2013年07月23日 | 国会・政党・選挙
 参院選が終わりました。
 改憲を標榜する自民党が圧勝し、平和憲法を守りたいと願う身としては、この国の将来、そして子どもたちの未来を憂えずにはいられません。

■ 日本共産党と社民党

 こんなときに、同じ護憲派の中には、日本共産党の議席を伸ばしたことを喜び、そこに期待するという声があります。
 たしかに、いま「護憲」を掲げている日本共産党の議席は減るよりは増えたほうが良いに決まっています。
 しかし、政治や国会の内情を少しでも分かる方ならば、社民党が議席を減らしたことの方が、深刻な事態だということがご理解頂けることだろうと思います。

■ 国会での影響力

 国会において、日本共産党は議席分の力しか持ちませんが、社民党は、前身の日本社会党の時代から、他党との合従連衡・共闘により、その数倍・数十倍の力を発揮してきました。それが、どれほど「護憲」に貢献してきたか、それは戦後史を見れば一目瞭然です。
 昭和にあっては自民党の対抗軸として他の野党と連携し、平成に入り自民党の別動部隊ができればその間に楔となり、敢えて自民党と連立を組み、その間に自民党の運動方針から「改憲」を削除させ、一方で「村山談話」により戦後の精算を行い、自公体制となってからは民主党との共闘しながら、その改憲色を後退させ、「生活再建」路線を強めながら、一時期は政権交代に貢献するなど、たえず日本社会党・社民党は政局を動かしてきてきました。

■ 「独善」を改めよ

 一方、日本共産党は残念ながら、自分たち以外は全て悪であり、敵であるという「独善」により、他党への影響力は全くありません。政局に絡んだといえば、今回の参院選の沖縄県選挙区での社会大衆党・糸数慶子氏を軸とする共闘を除けば、数十年前の「社共共闘」に遡らなければならないほどです。
 その日本共産党も、終戦直後の憲法9条反対・自衛戦力保持主張、旧ソ連の原子力政策の礼賛、チェルノブイリ事故後の「反原発」否定など、その「独善」も、分かる人には「偽善」も多くあるのです。
 だからこそ、国会で日本共産党は他党から相手にされず、その硬直性から、議席数分の影響力しか持たないのです。

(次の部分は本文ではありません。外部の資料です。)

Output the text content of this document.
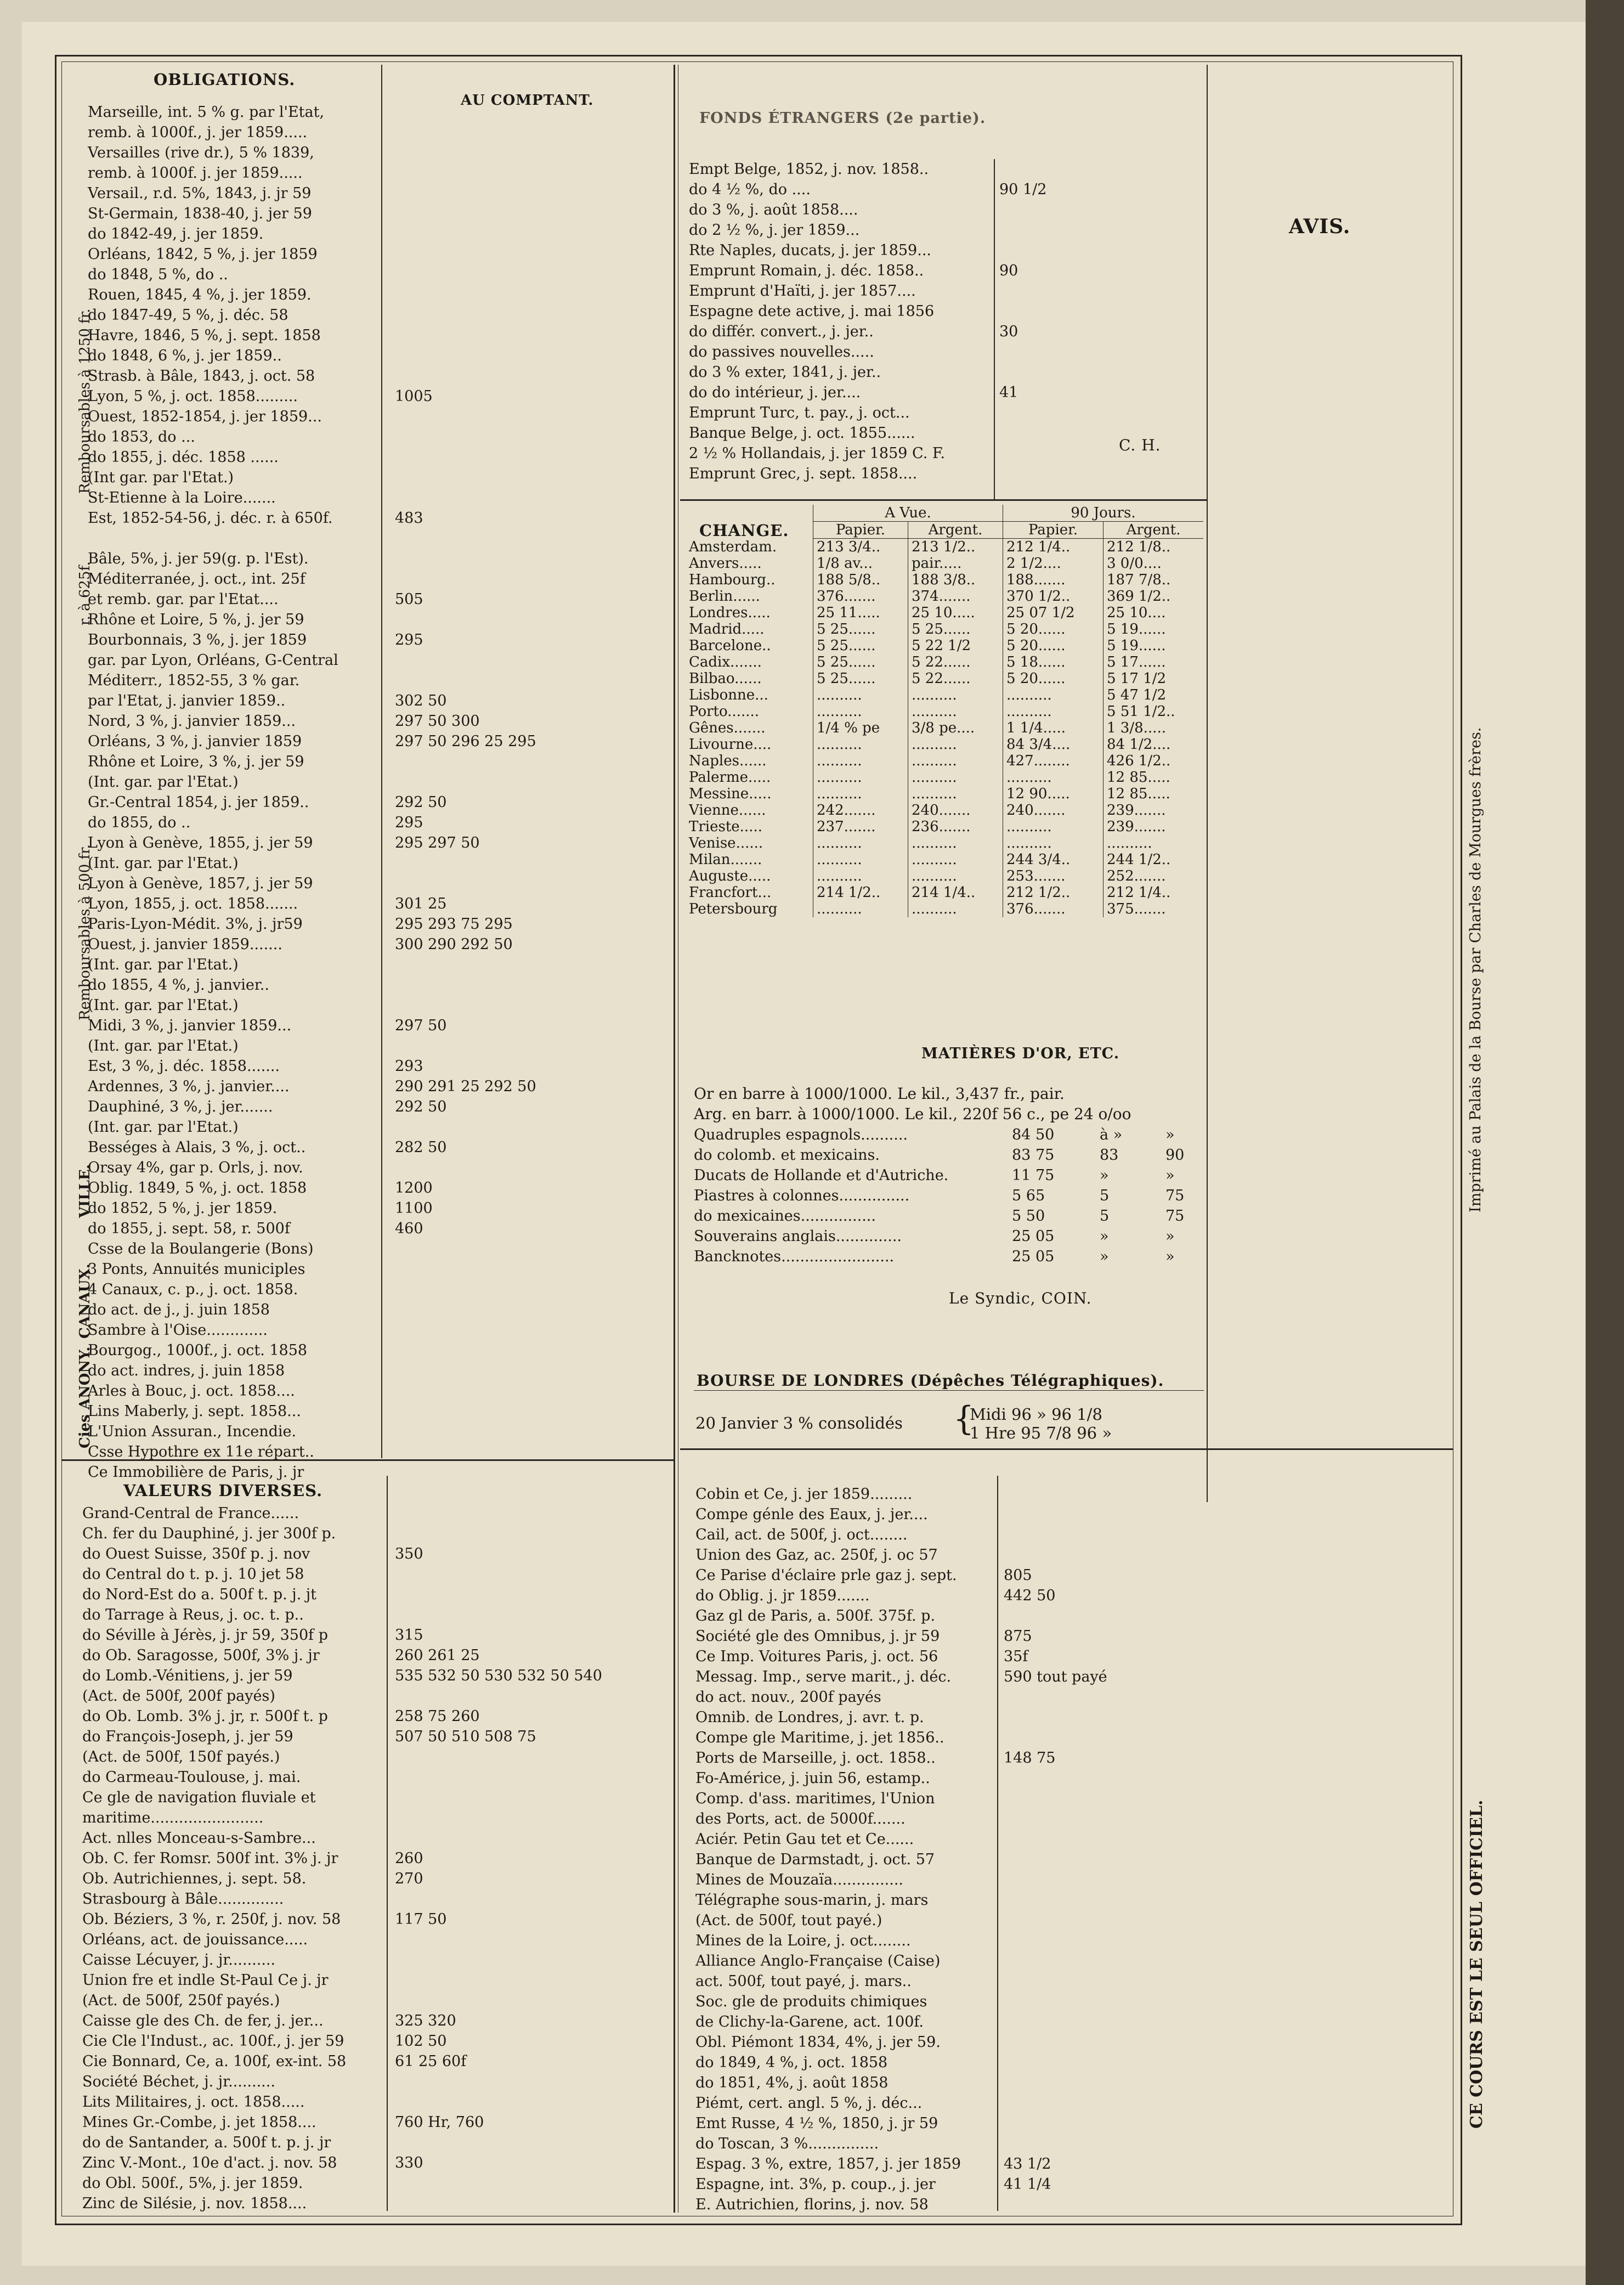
OBLIGATIONS.
AU COMPTANT.
Marseille, int. 5 % g. par l'Etat,
remb. à 1000f., j. jer 1859.....
Versailles (rive dr.), 5 % 1839,
remb. à 1000f. j. jer 1859.....
Versail., r.d. 5%, 1843, j. jr 59
St-Germain, 1838-40, j. jer 59
do 1842-49, j. jer 1859.
Orléans, 1842, 5 %, j. jer 1859
do 1848, 5 %, do ..
Rouen, 1845, 4 %, j. jer 1859.
do 1847-49, 5 %, j. déc. 58
Havre, 1846, 5 %, j. sept. 1858
do 1848, 6 %, j. jer 1859..
Strasb. à Bâle, 1843, j. oct. 58
Lyon, 5 %, j. oct. 1858.........	1005
Ouest, 1852-1854, j. jer 1859...
do 1853, do ...
do 1855, j. déc. 1858 ......
(Int gar. par l'Etat.)
St-Etienne à la Loire.......
Est, 1852-54-56, j. déc. r. à 650f.	483
Bâle, 5%, j. jer 59(g. p. l'Est).
Méditerranée, j. oct., int. 25f
et remb. gar. par l'Etat....	505
Rhône et Loire, 5 %, j. jer 59
Bourbonnais, 3 %, j. jer 1859	295
gar. par Lyon, Orléans, G-Central
Méditerr., 1852-55, 3 % gar.
par l'Etat, j. janvier 1859..	302 50
Nord, 3 %, j. janvier 1859...	297 50 300
Orléans, 3 %, j. janvier 1859	297 50 296 25 295
Rhône et Loire, 3 %, j. jer 59
(Int. gar. par l'Etat.)
Gr.-Central 1854, j. jer 1859..	292 50
do 1855, do ..	295
Lyon à Genève, 1855, j. jer 59	295 297 50
(Int. gar. par l'Etat.)
Lyon à Genève, 1857, j. jer 59
Lyon, 1855, j. oct. 1858.......	301 25
Paris-Lyon-Médit. 3%, j. jr59	295 293 75 295
Ouest, j. janvier 1859.......	300 290 292 50
(Int. gar. par l'Etat.)
do 1855, 4 %, j. janvier..
(Int. gar. par l'Etat.)
Midi, 3 %, j. janvier 1859...	297 50
(Int. gar. par l'Etat.)
Est, 3 %, j. déc. 1858.......	293
Ardennes, 3 %, j. janvier....	290 291 25 292 50
Dauphiné, 3 %, j. jer.......	292 50
(Int. gar. par l'Etat.)
Bességes à Alais, 3 %, j. oct..	282 50
Orsay 4%, gar p. Orls, j. nov.
Oblig. 1849, 5 %, j. oct. 1858	1200
do 1852, 5 %, j. jer 1859.	1100
do 1855, j. sept. 58, r. 500f	460
Csse de la Boulangerie (Bons)
3 Ponts, Annuités municiples
4 Canaux, c. p., j. oct. 1858.
do act. de j., j. juin 1858
Sambre à l'Oise.............
Bourgog., 1000f., j. oct. 1858
do act. indres, j. juin 1858
Arles à Bouc, j. oct. 1858....
Lins Maberly, j. sept. 1858...
L'Union Assuran., Incendie.
Csse Hypothre ex 11e répart..
Ce Immobilière de Paris, j. jr
Remboursables à 1250 fr.
r. à 625f.
Remboursables à 500 fr.
VILLE.
CANAUX.
Cies ANONY.
FONDS ÉTRANGERS (2e partie).
Empt Belge, 1852, j. nov. 1858..
do 4 ½ %, do ....	90 1/2
do 3 %, j. août 1858....
do 2 ½ %, j. jer 1859...
Rte Naples, ducats, j. jer 1859...
Emprunt Romain, j. déc. 1858..	90
Emprunt d'Haïti, j. jer 1857....
Espagne dete active, j. mai 1856
do différ. convert., j. jer..	30
do passives nouvelles.....
do 3 % exter, 1841, j. jer..
do do intérieur, j. jer....	41
Emprunt Turc, t. pay., j. oct...
Banque Belge, j. oct. 1855......
2 ½ % Hollandais, j. jer 1859 C. F.
Emprunt Grec, j. sept. 1858....
AVIS.
C. H.
CHANGE.
	A Vue.		90 Jours.	
	Papier.	Argent.	Papier.	Argent.
Amsterdam.	213 3/4..	213 1/2..	212 1/4..	212 1/8..
Anvers.....	1/8 av...	pair.....	2 1/2....	3 0/0....
Hambourg..	188 5/8..	188 3/8..	188.......	187 7/8..
Berlin......	376.......	374.......	370 1/2..	369 1/2..
Londres.....	25 11.....	25 10.....	25 07 1/2	25 10....
Madrid.....	5 25......	5 25......	5 20......	5 19......
Barcelone..	5 25......	5 22 1/2	5 20......	5 19......
Cadix.......	5 25......	5 22......	5 18......	5 17......
Bilbao......	5 25......	5 22......	5 20......	5 17 1/2
Lisbonne...	..........	..........	..........	5 47 1/2
Porto.......	..........	..........	..........	5 51 1/2..
Gênes.......	1/4 % pe	3/8 pe....	1 1/4.....	1 3/8.....
Livourne....	..........	..........	84 3/4....	84 1/2....
Naples......	..........	..........	427........	426 1/2..
Palerme.....	..........	..........	..........	12 85.....
Messine.....	..........	..........	12 90.....	12 85.....
Vienne......	242.......	240.......	240.......	239.......
Trieste.....	237.......	236.......	..........	239.......
Venise......	..........	..........	..........	..........
Milan.......	..........	..........	244 3/4..	244 1/2..
Auguste.....	..........	..........	253.......	252.......
Francfort...	214 1/2..	214 1/4..	212 1/2..	212 1/4..
Petersbourg	..........	..........	376.......	375.......
MATIÈRES D'OR, ETC.
Or en barre à 1000/1000. Le kil., 3,437 fr., pair.
Arg. en barr. à 1000/1000. Le kil., 220f 56 c., pe 24 o/oo
Quadruples espagnols..........	84 50	à »	»
do colomb. et mexicains.	83 75	83	90
Ducats de Hollande et d'Autriche.	11 75	»	»
Piastres à colonnes...............	5 65	5	75
do mexicaines................	5 50	5	75
Souverains anglais..............	25 05	»	»
Bancknotes........................	25 05	»	»
Le Syndic, COIN.
BOURSE DE LONDRES (Dépêches Télégraphiques).
20 Janvier 3 % consolidés {
Midi 96 » 96 1/8
1 Hre 95 7/8 96 »
VALEURS DIVERSES.
Grand-Central de France......
Ch. fer du Dauphiné, j. jer 300f p.
do Ouest Suisse, 350f p. j. nov	350
do Central do t. p. j. 10 jet 58
do Nord-Est do a. 500f t. p. j. jt
do Tarrage à Reus, j. oc. t. p..
do Séville à Jérès, j. jr 59, 350f p	315
do Ob. Saragosse, 500f, 3% j. jr	260 261 25
do Lomb.-Vénitiens, j. jer 59	535 532 50 530 532 50 540
(Act. de 500f, 200f payés)
do Ob. Lomb. 3% j. jr, r. 500f t. p	258 75 260
do François-Joseph, j. jer 59	507 50 510 508 75
(Act. de 500f, 150f payés.)
do Carmeau-Toulouse, j. mai.
Ce gle de navigation fluviale et
maritime........................
Act. nlles Monceau-s-Sambre...
Ob. C. fer Romsr. 500f int. 3% j. jr	260
Ob. Autrichiennes, j. sept. 58.	270
Strasbourg à Bâle..............
Ob. Béziers, 3 %, r. 250f, j. nov. 58	117 50
Orléans, act. de jouissance.....
Caisse Lécuyer, j. jr..........
Union fre et indle St-Paul Ce j. jr
(Act. de 500f, 250f payés.)
Caisse gle des Ch. de fer, j. jer...	325 320
Cie Cle l'Indust., ac. 100f., j. jer 59	102 50
Cie Bonnard, Ce, a. 100f, ex-int. 58	61 25 60f
Société Béchet, j. jr..........
Lits Militaires, j. oct. 1858.....
Mines Gr.-Combe, j. jet 1858....	760 Hr, 760
do de Santander, a. 500f t. p. j. jr
Zinc V.-Mont., 10e d'act. j. nov. 58	330
do Obl. 500f., 5%, j. jer 1859.
Zinc de Silésie, j. nov. 1858....
Cobin et Ce, j. jer 1859.........
Compe génle des Eaux, j. jer....
Cail, act. de 500f, j. oct........
Union des Gaz, ac. 250f, j. oc 57
Ce Parise d'éclaire prle gaz j. sept.	805
do Oblig. j. jr 1859.......	442 50
Gaz gl de Paris, a. 500f. 375f. p.
Société gle des Omnibus, j. jr 59	875
Ce Imp. Voitures Paris, j. oct. 56	35f
Messag. Imp., serve marit., j. déc.	590 tout payé
do act. nouv., 200f payés
Omnib. de Londres, j. avr. t. p.
Compe gle Maritime, j. jet 1856..
Ports de Marseille, j. oct. 1858..	148 75
Fo-Américe, j. juin 56, estamp..
Comp. d'ass. maritimes, l'Union
des Ports, act. de 5000f.......
Aciér. Petin Gau tet et Ce......
Banque de Darmstadt, j. oct. 57
Mines de Mouzaïa...............
Télégraphe sous-marin, j. mars
(Act. de 500f, tout payé.)
Mines de la Loire, j. oct........
Alliance Anglo-Française (Caise)
act. 500f, tout payé, j. mars..
Soc. gle de produits chimiques
de Clichy-la-Garene, act. 100f.
Obl. Piémont 1834, 4%, j. jer 59.
do 1849, 4 %, j. oct. 1858
do 1851, 4%, j. août 1858
Piémt, cert. angl. 5 %, j. déc...
Emt Russe, 4 ½ %, 1850, j. jr 59
do Toscan, 3 %...............
Espag. 3 %, extre, 1857, j. jer 1859	43 1/2
Espagne, int. 3%, p. coup., j. jer	41 1/4
E. Autrichien, florins, j. nov. 58
Imprimé au Palais de la Bourse par Charles de Mourgues frères.
CE COURS EST LE SEUL OFFICIEL.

「護憲」を願う人々の声を受け止めたと思っているならば、日本共産党は、その「独善」を改め、社民党のように他党への影響力を持つことを考えるべきでしょう。

■ 残った「希望」

 今回の選挙で、「不幸中の幸い」だったのは、野党共闘の「軸」、あるいは護憲の「要石」と呼べる人物が、辛うじて議席を確保したことです。言うまでもなく、社民党の又市征治幹事長です。
 自身、毎年40回前後の国会質問を行い、かつて誰も注目しなかった特別会計に大胆に斬り込み、約36兆円の財源を捻出させ、外交にあっては北東アジア地域における紛争の「非戦解決」のための北東アジア安全保障機構などについて中韓首脳を説得し、一方で幅広い人脈を結集して超党派の護憲フォーラムを立ち上げるなど、内政においても、外交にあっても、護憲についても、又市氏こそ最も重要な人物です。
 又市氏の1議席は、他のどの議席よりも重要であり、これまでも、他の議員の数倍、あるいは数十倍の力を持ってきました。
 6年前、元政治記者によって書かれた又市氏の生い立ち(政治家「又市征治」という男)を読めば、彼はどの議員よりも、戦後の苦しみ、貧困、飢え、苦学、労働を、文字通り「体」で知っている人物です。
 「頭でっかち」の「改憲派」が増える中、又市氏こそが「護憲派の真の結集軸」であり、私たちに残された最大の「希望」であると思います。